The first batch was dumped on the table outside which was covered in paper bags for easy clean up.

The crawfish boil must be done outdoors. I didn’t understand this until I actually saw the propane tank that fuels the boil, and heard the roar of the flame. I’m not sure exactly what goes into the water for the boil other than cayenne pepper, a bag of spices, and some unidentified paste. I’ve learned not to ask what I’m eating until I’ve eaten it, and by the end of the boil I couldn’t feel my lips and I forgot.
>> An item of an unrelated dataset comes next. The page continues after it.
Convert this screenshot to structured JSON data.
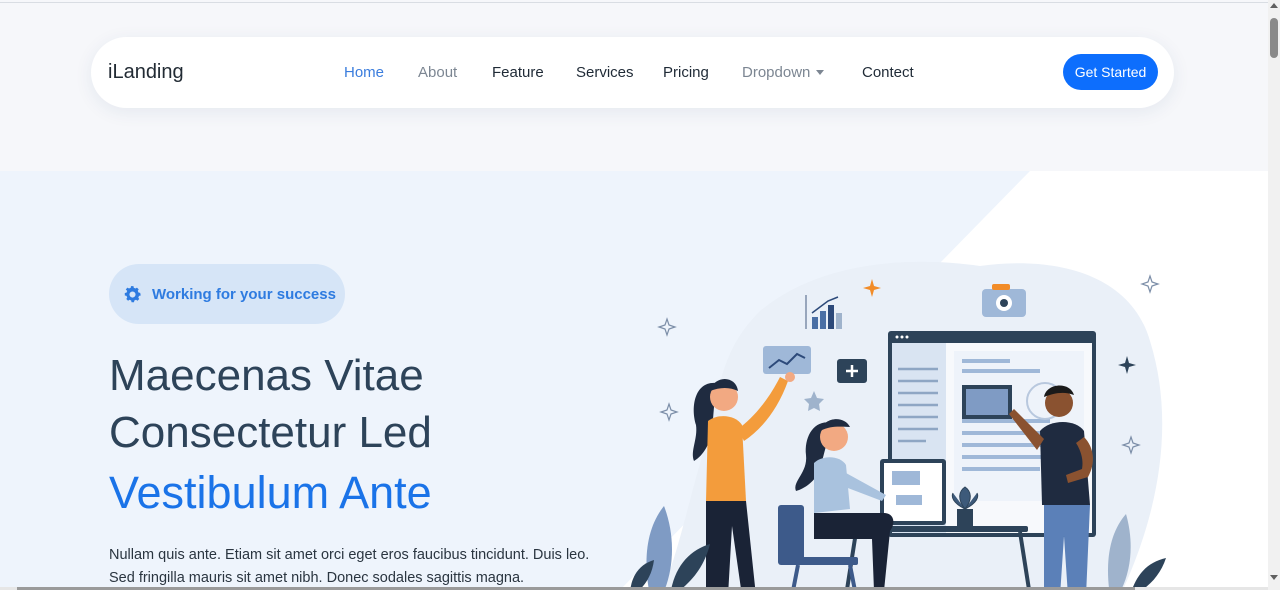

Normally crawfish aren’t that expensive, but these were $3 per pound. Richie could only get a 42 pound bag, which he claims was the last bag in New Orleans East. And no, the 10 of us did not eat 42 pounds. The neighbors were gifted a small paper bag of crawfish from the last load. The first pot had lots of vegetables, garlic, and oranges from the tree Richie and Molly have in their backyard. I was most pleased with the carrots and potatoes and whole cloves of garlic. The artichokes were good too. I could even have a Crawfish-less boil.

I know this: if you have empathy towards animals, crustaceans included, don’t stand next to the bucket of live crawfish that are getting ready to be boiled to death so you can suck on their bodies and then discard them. I’ve never felt the need to kill my own food, and seriously considered becoming vegetarian after this experience. A few nights later as I was eating a fat steak at Meaux Bar in the French Quarter, I got over it. Oh, how time and white table cloths change my attitude.

One more thing I learned that night: a chicken that accidentally flies in the yard WILL get chased by the dog. The chicken might win, or the dog might win, but the thrill of the chase is well worth the 30 years I’ve waited to see it. According to Richie and Molly, the dog owners and neighbors to the chicken, the chicken is winning 3-2.